這味藥雖常用于止血,但單獨外用并不常見。“生地黃外用?”蕭墨抬頭看向老大夫。
老人慌忙解釋:“是、是一個蒙面紗的客人要的,說是搗碎敷在傷口上……小人本想勸阻,可他給的銀子實在太多……”
蕭墨合上賬簿,轉頭對張陽道:“傳令下去,把城中所有藥鋪的賬簿都集中到城隍廟,我要逐一比對。”
子時三刻,五十本賬簿在城隍廟的供桌上堆成小山。蕭墨脫了飛魚服,只著中衣,袖口挽起,借燭光逐本篩查。
張陽看著他眼下的青黑,忍不住道:“總旗,您歇會兒吧,兄弟們輪班查也是一樣的。

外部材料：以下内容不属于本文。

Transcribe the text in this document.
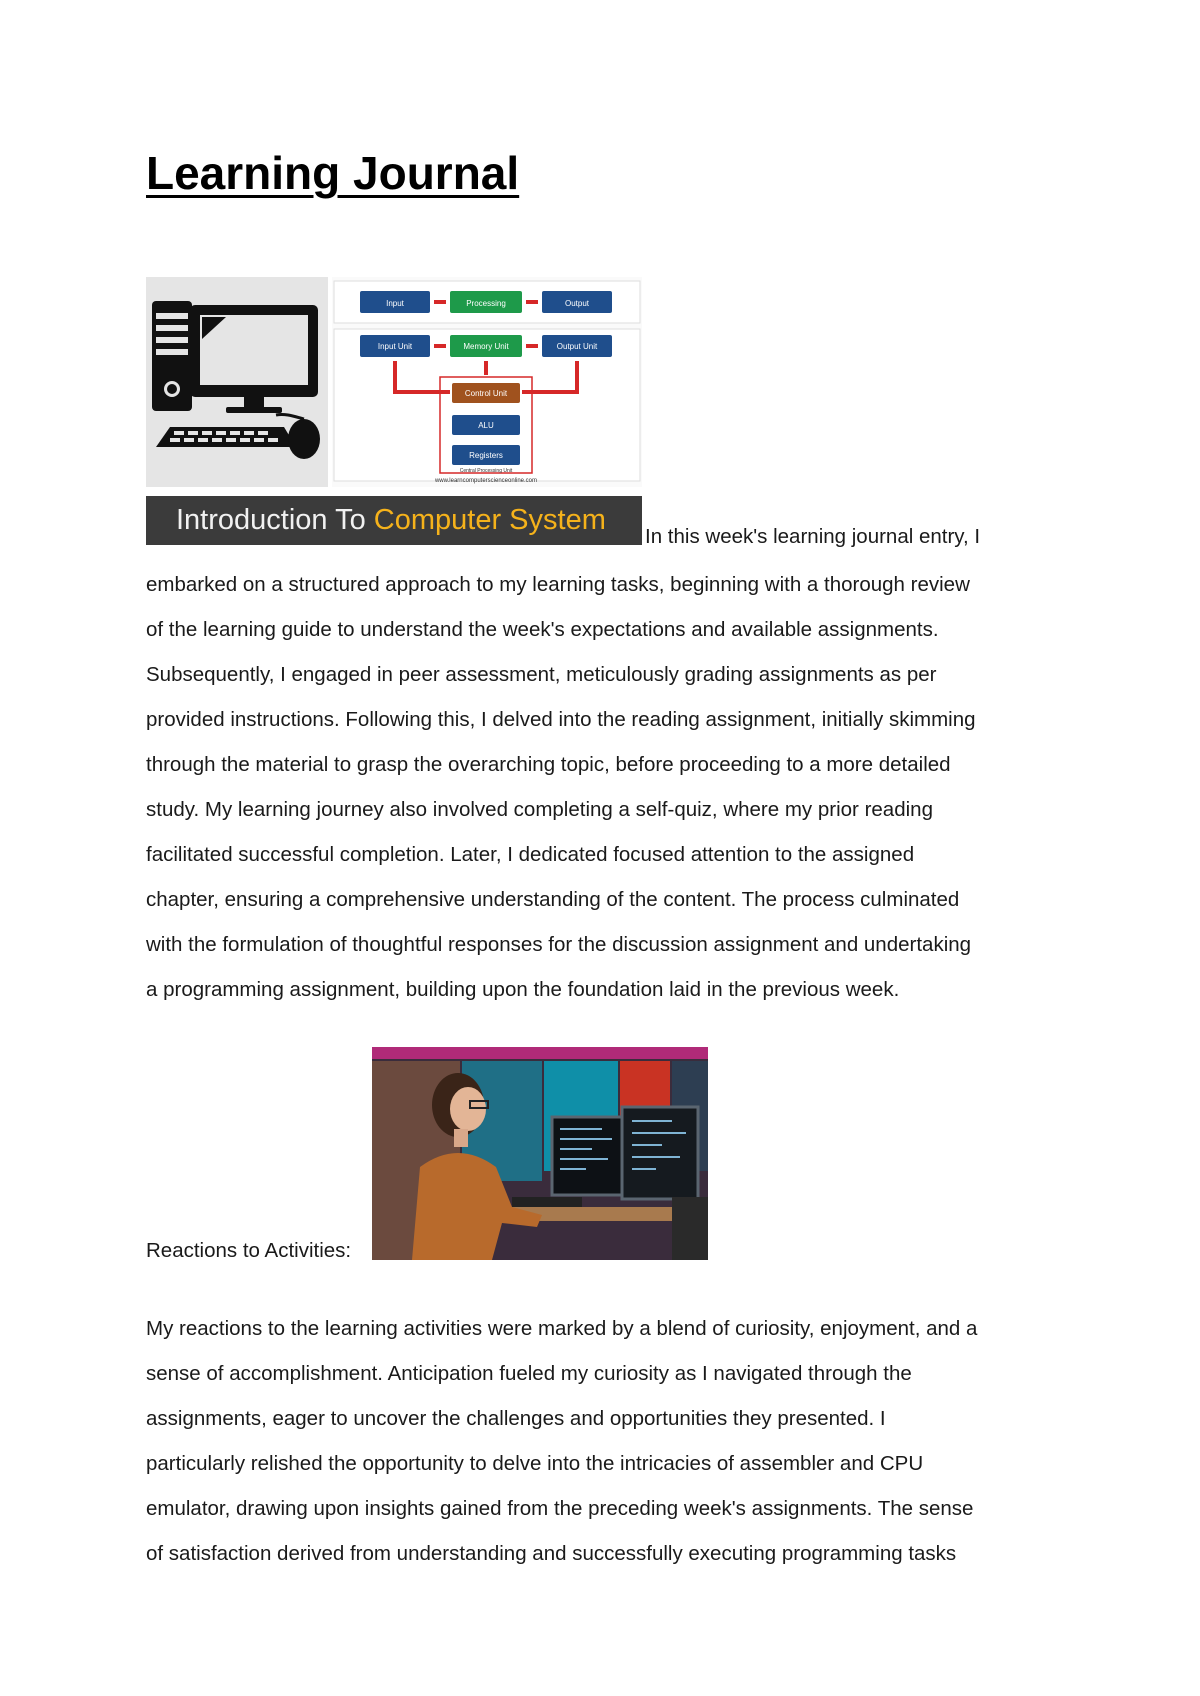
Learning Journal
Input	Processing	Output
Input Unit	Memory Unit	Output Unit
Control Unit
ALU
Registers
Central Processing Unit
www.learncomputerscienceonline.com
Introduction To Computer System
In this week's learning journal entry, I

embarked on a structured approach to my learning tasks, beginning with a thorough review
of the learning guide to understand the week's expectations and available assignments.
Subsequently, I engaged in peer assessment, meticulously grading assignments as per
provided instructions. Following this, I delved into the reading assignment, initially skimming
through the material to grasp the overarching topic, before proceeding to a more detailed
study. My learning journey also involved completing a self-quiz, where my prior reading
facilitated successful completion. Later, I dedicated focused attention to the assigned
chapter, ensuring a comprehensive understanding of the content. The process culminated
with the formulation of thoughtful responses for the discussion assignment and undertaking
a programming assignment, building upon the foundation laid in the previous week.

Reactions to Activities:

My reactions to the learning activities were marked by a blend of curiosity, enjoyment, and a
sense of accomplishment. Anticipation fueled my curiosity as I navigated through the
assignments, eager to uncover the challenges and opportunities they presented. I
particularly relished the opportunity to delve into the intricacies of assembler and CPU
emulator, drawing upon insights gained from the preceding week's assignments. The sense
of satisfaction derived from understanding and successfully executing programming tasks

”
蕭墨搖頭,指尖劃過一本本賬簿:“你們不通藥理,容易錯過一些細節荊棘精通東瀛醫術,必定知道我們會追查外傷藥。
他若想避人耳目,最可能的做法是——”他忽然抽出一本泛黃的賬冊,“在不同藥鋪分別購買輔藥,再自行配伍。”“正是。”
蕭墨指向賬冊上的記錄,“城西‘濟生堂’售出了赤芍,城南‘保和堂’有血竭,城北‘同仁堂’賣過三七……這些藥單獨看都是尋常藥材,但合在一起,正是東瀛金瘡方‘凝血散’的配方。”
他猛地起身,:“立刻派人去鐵匠鋪!荊棘買了這么多藥材,必然需要容器搗藥,鐵匠鋪的搗藥罐最近必有異常!”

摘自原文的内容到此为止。